01. Autonomous research agents

Long-running agents that ingest papers, maintain hypotheses in core memory, and archive sources. The explicit memory model is essential when an agent runs for hours — you need to audit what it "learned".

02. Personal assistant copilots

Assistants that build up model of their user over weeks. Letta’s persistent Postgres state means restarts, migrations, and infra changes don’t wipe the relationship.

03. Multi-agent supervision

Supervisor agent reads shared memory blocks written by worker agents. The shared-block model is cleaner than message-passing for coordination scenarios.

价格与许可

Letta OSS: Apache 2.0 — self-host via docker-compose with Postgres. No license cost. You pay for your own LLM and embedding API keys.

Letta Cloud: Hosted service with the ADE and managed Postgres. Usage-based pricing per active agent. See letta.com/pricing.

Cost model: Letta adds tool-call overhead. Budget ~2-3x the token cost of a stateless chat API for equivalent work, offset by not needing a separate context-stuffing pipeline.

常见问题

Letta vs MemGPT — what is the relationship?+

MemGPT is the 2023 research paper (UC Berkeley) that introduced paged agent memory. Letta is the company and production-grade open-source framework built on those ideas. If you looked at memgpt.ai in 2023 and are wondering where the project went — you’re looking for Letta now.
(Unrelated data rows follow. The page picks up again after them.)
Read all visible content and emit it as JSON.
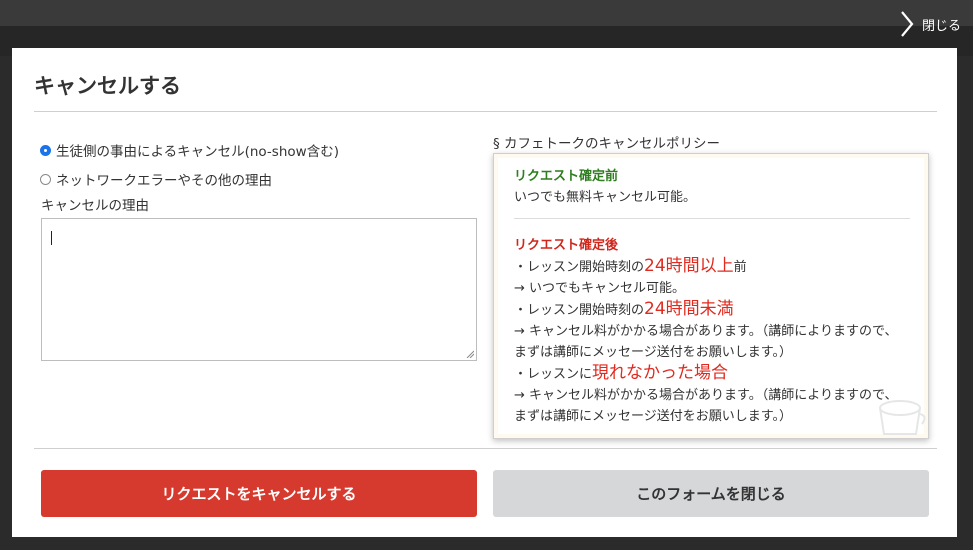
{
  "header": {
    "close_label": "閉じる"
  },
  "modal": {
    "title": "キャンセルする",
    "options": [
      {
        "label": "生徒側の事由によるキャンセル(no-show含む)",
        "checked": true
      },
      {
        "label": "ネットワークエラーやその他の理由",
        "checked": false
      }
    ],
    "reason_label": "キャンセルの理由",
    "reason_value": ""
  },
  "policy": {
    "heading": "§  カフェトークのキャンセルポリシー",
    "before_title": "リクエスト確定前",
    "before_text": "いつでも無料キャンセル可能。",
    "after_title": "リクエスト確定後",
    "line1_pre": "・レッスン開始時刻の",
    "line1_em": "24時間以上",
    "line1_post": "前",
    "line2": " → いつでもキャンセル可能。",
    "line3_pre": "・レッスン開始時刻の",
    "line3_em": "24時間未満",
    "line4": " → キャンセル料がかかる場合があります。（講師によりますので、まずは講師にメッセージ送付をお願いします。）",
    "line5_pre": "・レッスンに",
    "line5_em": "現れなかった場合",
    "line6": "→ キャンセル料がかかる場合があります。（講師によりますので、まずは講師にメッセージ送付をお願いします。）"
  },
  "buttons": {
    "cancel_request": "リクエストをキャンセルする",
    "close_form": "このフォームを閉じる"
  },
  "colors": {
    "cancel_button": "#d63a2f",
    "close_button": "#d5d7d9",
    "green_heading": "#2e7d1e",
    "red_heading": "#d0271d",
    "radio_checked": "#1a73e8"
  }
}
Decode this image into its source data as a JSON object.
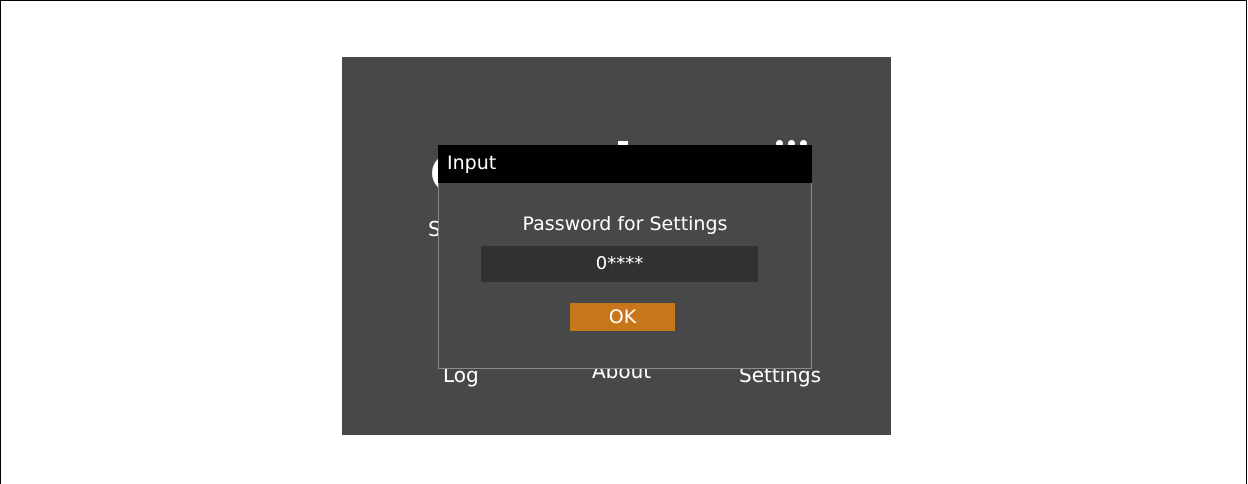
{
  "background_menu": {
    "items": [
      {
        "label": "S",
        "icon": "status-icon"
      },
      {
        "label": "Log",
        "icon": "log-icon"
      },
      {
        "label": "About",
        "icon": "about-icon"
      },
      {
        "label": "Settings",
        "icon": "settings-icon"
      }
    ]
  },
  "dialog": {
    "title": "Input",
    "prompt": "Password for Settings",
    "password_value": "0****",
    "ok_label": "OK"
  },
  "colors": {
    "screen_bg": "#474948",
    "titlebar_bg": "#010101",
    "field_bg": "#313131",
    "ok_button_bg": "#c77619"
  }
}
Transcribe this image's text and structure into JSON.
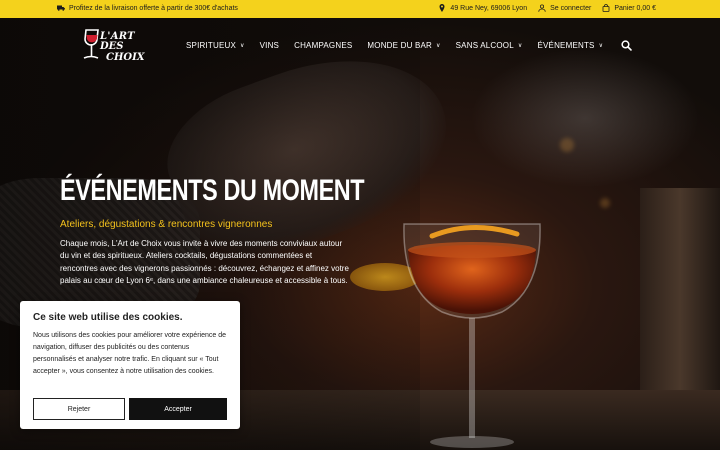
{
  "topbar": {
    "shipping_text": "Profitez de la livraison offerte à partir de 300€ d'achats",
    "address": "49 Rue Ney, 69006 Lyon",
    "login": "Se connecter",
    "cart": "Panier 0,00 €"
  },
  "logo": {
    "line1": "L'ART",
    "line2": "DES",
    "line3": "CHOIX"
  },
  "nav": {
    "items": [
      {
        "label": "SPIRITUEUX",
        "dropdown": true
      },
      {
        "label": "VINS",
        "dropdown": false
      },
      {
        "label": "CHAMPAGNES",
        "dropdown": false
      },
      {
        "label": "MONDE DU BAR",
        "dropdown": true
      },
      {
        "label": "SANS ALCOOL",
        "dropdown": true
      },
      {
        "label": "ÉVÉNEMENTS",
        "dropdown": true
      }
    ]
  },
  "hero": {
    "title": "ÉVÉNEMENTS DU MOMENT",
    "subtitle": "Ateliers, dégustations & rencontres vigneronnes",
    "description": "Chaque mois, L'Art de Choix vous invite à vivre des moments conviviaux autour du vin et des spiritueux. Ateliers cocktails, dégustations commentées et rencontres avec des vignerons passionnés : découvrez, échangez et affinez votre palais au cœur de Lyon 6ᵉ, dans une ambiance chaleureuse et accessible à tous."
  },
  "cookie": {
    "title": "Ce site web utilise des cookies.",
    "text": "Nous utilisons des cookies pour améliorer votre expérience de navigation, diffuser des publicités ou des contenus personnalisés et analyser notre trafic. En cliquant sur « Tout accepter », vous consentez à notre utilisation des cookies.",
    "reject_label": "Rejeter",
    "accept_label": "Accepter"
  },
  "colors": {
    "accent": "#f4d21c",
    "subtitle": "#f4c21c",
    "dark": "#111111"
  }
}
Do I have to self-host Postgres?+

For self-host, yes — Letta needs a Postgres instance. docker-compose handles it locally; in production use RDS/Supabase/Neon. If you don’t want to manage Postgres, Letta Cloud handles it for you.

Can Letta agents call external APIs?+

Yes. Tools are regular Python functions. Register them via client.tools.create(source_code=...) and the agent can call your custom tools alongside its memory tools. Common patterns: web search, database lookups, Slack posts.

What LLMs work with Letta?+

OpenAI, Anthropic Claude, Google Gemini, Groq, Ollama, and any OpenAI-compatible endpoint (including vLLM and LM Studio). Configure per-agent via the model field — you can mix (e.g., cheap model for memory ops, Claude for the primary response).

When is Letta overkill?+

Simple chatbots with 10-turn sessions, or RAG systems where the knowledge lives in documents not conversation history. In those cases mem0 or Zep get you 80% of the way with 30% of the infrastructure.